As seen in the chart above, production of coal is expected to stagnate, in stark contrast to the growth the industry had seen over the previous four decades. Many of the poorest states in the Appalachia region of the country are the most dependent on the coal industry, and are gearing up to fight to keep their interests intact. But the projections don’t favor coal, and the industry will need to go through a major evolution in order to maintain its position as a dominant energy source.
As previously mentioned, crude oil production within the United States has seen a huge push over the past few years. The chart above really demonstrates how rapid the ascent has been. It’s easy to see how production was ramped up over the 20th century, starting in 1900 and really catching the wind between 1950 and 1975. After that, production numbers saw decline all the way into 2000s.
The boom in petroleum production ha been a factor in the recovery the American economy following the recession, and surprisingly, U.S. energy companies barely have the infrastructure to keep up. CNBC reports that the country is home to less than 150 refineries, all of which are struggling to keep pace with the uptick in production. Things aren’t expected to slow down, as additional reserves are being explored and more shale reserves are being explored for extraction possibilities across the country.

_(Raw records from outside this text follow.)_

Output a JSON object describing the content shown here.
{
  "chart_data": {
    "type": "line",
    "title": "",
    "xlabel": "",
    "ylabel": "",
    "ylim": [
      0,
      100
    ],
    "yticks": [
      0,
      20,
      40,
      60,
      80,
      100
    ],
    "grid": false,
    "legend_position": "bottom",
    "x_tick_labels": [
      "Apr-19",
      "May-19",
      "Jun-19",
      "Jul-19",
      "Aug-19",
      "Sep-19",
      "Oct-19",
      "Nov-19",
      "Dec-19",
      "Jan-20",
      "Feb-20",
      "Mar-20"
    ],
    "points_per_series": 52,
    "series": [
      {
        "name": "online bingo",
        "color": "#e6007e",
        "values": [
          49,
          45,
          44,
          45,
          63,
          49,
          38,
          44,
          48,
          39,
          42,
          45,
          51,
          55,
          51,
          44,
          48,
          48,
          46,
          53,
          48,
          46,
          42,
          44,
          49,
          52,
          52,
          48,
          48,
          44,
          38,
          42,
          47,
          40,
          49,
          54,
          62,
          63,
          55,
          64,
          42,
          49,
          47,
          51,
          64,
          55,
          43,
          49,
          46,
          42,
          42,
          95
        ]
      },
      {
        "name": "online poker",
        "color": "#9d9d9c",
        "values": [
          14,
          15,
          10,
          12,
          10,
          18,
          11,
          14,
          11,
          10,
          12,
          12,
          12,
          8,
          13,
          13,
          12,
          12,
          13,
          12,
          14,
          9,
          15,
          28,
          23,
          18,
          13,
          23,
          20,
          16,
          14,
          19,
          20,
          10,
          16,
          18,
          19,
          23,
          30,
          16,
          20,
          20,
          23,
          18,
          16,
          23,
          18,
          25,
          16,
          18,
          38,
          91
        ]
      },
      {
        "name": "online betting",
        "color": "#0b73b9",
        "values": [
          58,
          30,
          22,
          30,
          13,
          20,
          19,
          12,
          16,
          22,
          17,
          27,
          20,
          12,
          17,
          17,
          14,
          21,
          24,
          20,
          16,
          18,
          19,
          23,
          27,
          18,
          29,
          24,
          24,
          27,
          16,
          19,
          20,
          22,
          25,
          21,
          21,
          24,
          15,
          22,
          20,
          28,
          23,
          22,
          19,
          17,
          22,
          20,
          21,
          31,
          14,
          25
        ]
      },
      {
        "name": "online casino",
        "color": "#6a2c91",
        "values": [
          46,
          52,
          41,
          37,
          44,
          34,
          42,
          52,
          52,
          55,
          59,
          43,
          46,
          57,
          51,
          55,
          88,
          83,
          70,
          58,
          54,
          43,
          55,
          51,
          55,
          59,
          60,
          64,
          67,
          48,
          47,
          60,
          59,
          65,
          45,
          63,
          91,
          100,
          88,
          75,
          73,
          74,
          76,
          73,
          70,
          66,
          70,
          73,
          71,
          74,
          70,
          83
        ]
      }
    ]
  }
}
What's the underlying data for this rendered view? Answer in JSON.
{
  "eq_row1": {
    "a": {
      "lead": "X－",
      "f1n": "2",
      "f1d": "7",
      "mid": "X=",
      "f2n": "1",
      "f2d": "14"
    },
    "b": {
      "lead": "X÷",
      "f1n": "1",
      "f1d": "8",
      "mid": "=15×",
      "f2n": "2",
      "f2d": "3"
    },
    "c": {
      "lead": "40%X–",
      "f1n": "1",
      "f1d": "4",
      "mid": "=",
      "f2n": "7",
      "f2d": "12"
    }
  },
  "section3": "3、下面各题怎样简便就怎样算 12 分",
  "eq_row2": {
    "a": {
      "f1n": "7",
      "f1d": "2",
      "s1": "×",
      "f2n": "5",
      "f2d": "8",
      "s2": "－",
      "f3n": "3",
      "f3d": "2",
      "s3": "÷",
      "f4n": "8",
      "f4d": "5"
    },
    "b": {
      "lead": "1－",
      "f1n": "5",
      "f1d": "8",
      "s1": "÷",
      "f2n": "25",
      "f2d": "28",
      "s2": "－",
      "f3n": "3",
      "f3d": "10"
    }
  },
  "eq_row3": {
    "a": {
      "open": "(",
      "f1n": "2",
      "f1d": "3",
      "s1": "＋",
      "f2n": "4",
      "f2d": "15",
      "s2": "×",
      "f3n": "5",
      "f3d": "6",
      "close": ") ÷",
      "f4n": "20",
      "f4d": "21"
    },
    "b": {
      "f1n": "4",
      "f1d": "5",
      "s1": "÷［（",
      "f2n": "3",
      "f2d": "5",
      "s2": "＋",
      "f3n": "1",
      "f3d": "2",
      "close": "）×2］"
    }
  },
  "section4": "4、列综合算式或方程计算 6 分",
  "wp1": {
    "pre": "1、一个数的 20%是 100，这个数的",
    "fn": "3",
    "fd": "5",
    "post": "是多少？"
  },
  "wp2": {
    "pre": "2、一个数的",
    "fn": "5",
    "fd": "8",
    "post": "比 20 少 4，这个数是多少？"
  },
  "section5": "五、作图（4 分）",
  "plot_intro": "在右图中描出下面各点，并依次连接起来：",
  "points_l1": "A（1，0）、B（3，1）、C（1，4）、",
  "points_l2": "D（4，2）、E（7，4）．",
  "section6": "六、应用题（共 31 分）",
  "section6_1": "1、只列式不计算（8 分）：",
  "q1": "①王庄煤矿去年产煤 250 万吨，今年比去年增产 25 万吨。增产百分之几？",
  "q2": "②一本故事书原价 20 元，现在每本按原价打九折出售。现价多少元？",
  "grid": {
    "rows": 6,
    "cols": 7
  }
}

Of all the energy sources America is currently relying on, natural gas is the fastest-growing and offers the most promise. Natural gas provides certain advantages over coal and petroleum, and is often viewed more favorably in terms of its damage to the environment. Of course, it’s the method of extraction that has many people worried, as hydraulic fracturing has been shown to lead to methane leaks and earthquakes.
There are efforts underway to develop cleaner and less dangerous methods of extraction, which is good news if the U.S. plans on widespread use of natural gas well into the future. With the amount of growth in the industry, specifically shale gas as seen above, it’s hard to think the government would want to slow things down with additional regulations. As of right now, cleaning up extraction is the primary goal of the natural gas industry, as otherwise it appears to be an energy boon for the U.S.
The one sector of energy production everyone is keeping a careful eye on is in renewables. The renewable energy industry encompasses a number of different energy sources, chief among them wind power, solar and hydropower. The chart above lays out the growing supply of renewables over the past decade or so, and the growth of wind and solar power is apparent. Hydropower has remained more or less the same, as dams are often giant projects to take on in order to capture energy.
Wind and solar are probably the two areas that are the most promising, as they both are starting to pick up a lot of momentum among both businesses and residents. The price of solar is dropping thanks to increased production and government-backed incentives. Wind farms are also sprouting up across the country, and the benefits of both are being seen in many communities.